In the late 1950's, Sufi brotherhoods in the Caucasus were once more subjected to systematic, relentless persecution about which the Soviet press itself provides abundant information. Members of Sufi brotherhoods were hunted down as "criminals" and no longer simply as "reactionaries" or "dissidents". They were and are accused of immutable hostility towards the Soviet regime, and of economic sabotage, "banditism", "terrorism", and "armed rebellion". Soviet sociologists classify them as "extreme fanatics" and "hardened adversaries of the Soviet regime". [a list of trials in 1958, 1963, and 1964 in Makhach-Kala, Grozny and Nazran.]

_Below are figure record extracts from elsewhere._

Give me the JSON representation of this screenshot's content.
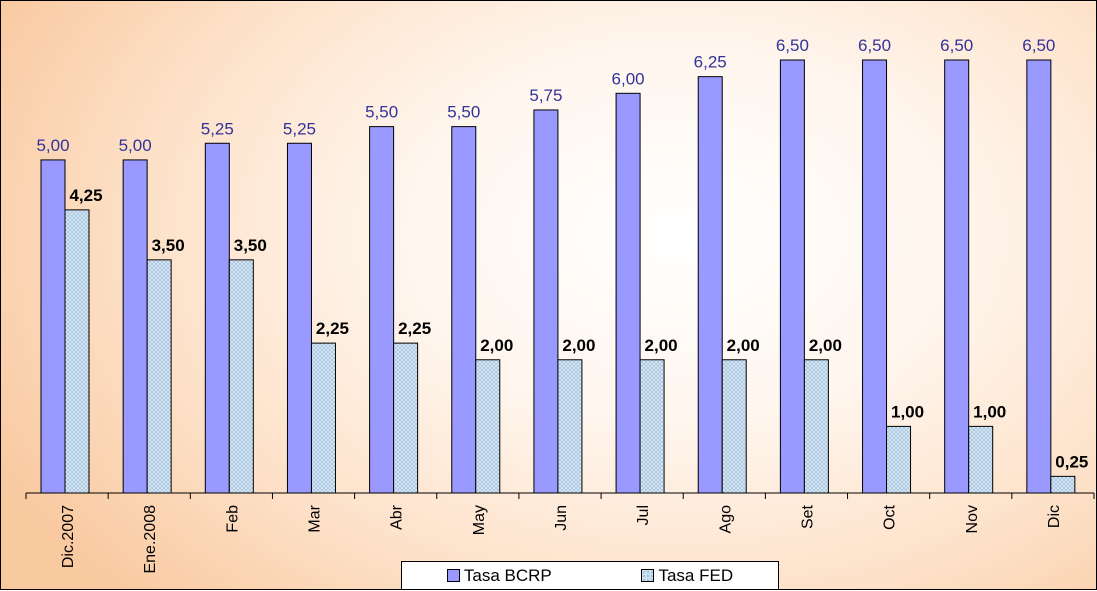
{
  "chart_data": {
    "type": "bar",
    "categories": [
      "Dic.2007",
      "Ene.2008",
      "Feb",
      "Mar",
      "Abr",
      "May",
      "Jun",
      "Jul",
      "Ago",
      "Set",
      "Oct",
      "Nov",
      "Dic"
    ],
    "series": [
      {
        "name": "Tasa BCRP",
        "values": [
          5.0,
          5.0,
          5.25,
          5.25,
          5.5,
          5.5,
          5.75,
          6.0,
          6.25,
          6.5,
          6.5,
          6.5,
          6.5
        ],
        "labels": [
          "5,00",
          "5,00",
          "5,25",
          "5,25",
          "5,50",
          "5,50",
          "5,75",
          "6,00",
          "6,25",
          "6,50",
          "6,50",
          "6,50",
          "6,50"
        ],
        "color": "#9999ff",
        "label_color": "#333399"
      },
      {
        "name": "Tasa FED",
        "values": [
          4.25,
          3.5,
          3.5,
          2.25,
          2.25,
          2.0,
          2.0,
          2.0,
          2.0,
          2.0,
          1.0,
          1.0,
          0.25
        ],
        "labels": [
          "4,25",
          "3,50",
          "3,50",
          "2,25",
          "2,25",
          "2,00",
          "2,00",
          "2,00",
          "2,00",
          "2,00",
          "1,00",
          "1,00",
          "0,25"
        ],
        "color": "#c7e1f1",
        "label_color": "#000000"
      }
    ],
    "ylim": [
      0,
      6.5
    ],
    "grid": false,
    "legend_position": "bottom"
  }
}
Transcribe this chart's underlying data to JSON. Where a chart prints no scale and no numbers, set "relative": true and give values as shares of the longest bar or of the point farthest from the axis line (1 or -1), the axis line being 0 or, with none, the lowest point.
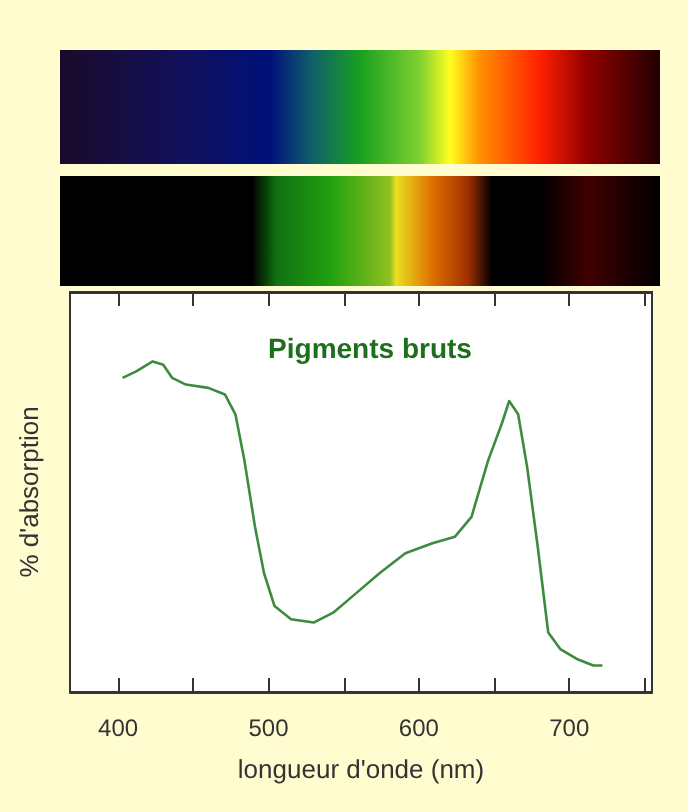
{
  "chart_data": {
    "type": "line",
    "relative": true,
    "title": "Pigments bruts",
    "xlabel": "longueur d'onde (nm)",
    "ylabel": "% d'absorption",
    "xlim": [
      368,
      755
    ],
    "xticks": [
      {
        "value": 400,
        "label": "400"
      },
      {
        "value": 450,
        "label": null
      },
      {
        "value": 500,
        "label": "500"
      },
      {
        "value": 550,
        "label": null
      },
      {
        "value": 600,
        "label": "600"
      },
      {
        "value": 650,
        "label": null
      },
      {
        "value": 700,
        "label": "700"
      },
      {
        "value": 750,
        "label": null
      }
    ],
    "grid": false,
    "marker": "none",
    "line_style": "solid",
    "series": [
      {
        "color": "#3e8a3e",
        "x": [
          403,
          412,
          423,
          430,
          436,
          445,
          460,
          471,
          478,
          484,
          491,
          497,
          504,
          515,
          530,
          543,
          556,
          574,
          591,
          609,
          624,
          635,
          646,
          655,
          660,
          666,
          672,
          679,
          686,
          694,
          705,
          716,
          722
        ],
        "values": [
          0.95,
          0.97,
          1.0,
          0.99,
          0.95,
          0.93,
          0.92,
          0.9,
          0.84,
          0.7,
          0.5,
          0.36,
          0.26,
          0.22,
          0.21,
          0.24,
          0.29,
          0.36,
          0.42,
          0.45,
          0.47,
          0.53,
          0.7,
          0.81,
          0.88,
          0.84,
          0.68,
          0.44,
          0.18,
          0.13,
          0.1,
          0.08,
          0.08
        ]
      }
    ]
  }
}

Soviet sources testify that repression was and still unable to stop the expansion of the Sufi organizations which appear today more powerful and influential than before the War, probably even before 1917. V.G. Pivovarov, a leading Soviet sociologist, wrote in 1975: " More than half of the Muslim believers of the Checheno-Ingush Autonomous Republic are members of a murid brotherhood."

p. 47

Present day Sufism is not monachist, it does not reject the world, and it has no ascetic trends. French scholars like to compare today's Sufi orders in Central Asia to the zawwiyya of North and West Africa, emphasizing their "maraboutic" character. British scholars are fond of looking for Hindo-Muslim syncretism in Central Asia Sufism, while the Turkish error lies in presenting Sufi brotherhoods as heterodox (Shi'a extremist) organisations comparable to the Bektashis. Pre-Revolutionary Russian scholars often emphasized the shamanist background of the Sufi orders. Post-revolutionary Soviet characterisations of the Sufi orders are typically bold, frequently amusing and usually wrong. To most Soviet scholars, the orders represent clandestine surrogate political organisations whose adepts are foreign agents, spies and saboteurs. More sober minds among them present the brotherhoods as heterodox sects, which of course, is also wrong. Western Marxists playing on a variation of this theme, insist on de-spiritualizing Sufism and reducing it either to a simple social protest or to ritual magic. We can also speak of an "Iranocentric" view of Sufism among some scholars, which consists of reducing Sufism in Central Asia and the Caucasus to fundamentalism "a la Khomeini". Finally, although the study of Sufism has come only recently to the United States, some American scholars have already fallen into an unfortunate and atypically unimaginative error; they insist that Sufism in the Soviet Union has little significance because there is only limited data on it. In fact, evidence is plentiful and revealing.

Sufi brotherhoods are not secret societies comparable to Freemasonry, and nor do they represent, as Soviet sources insist, a "parallel Islam" in the sense that it constitutes a religious alternative.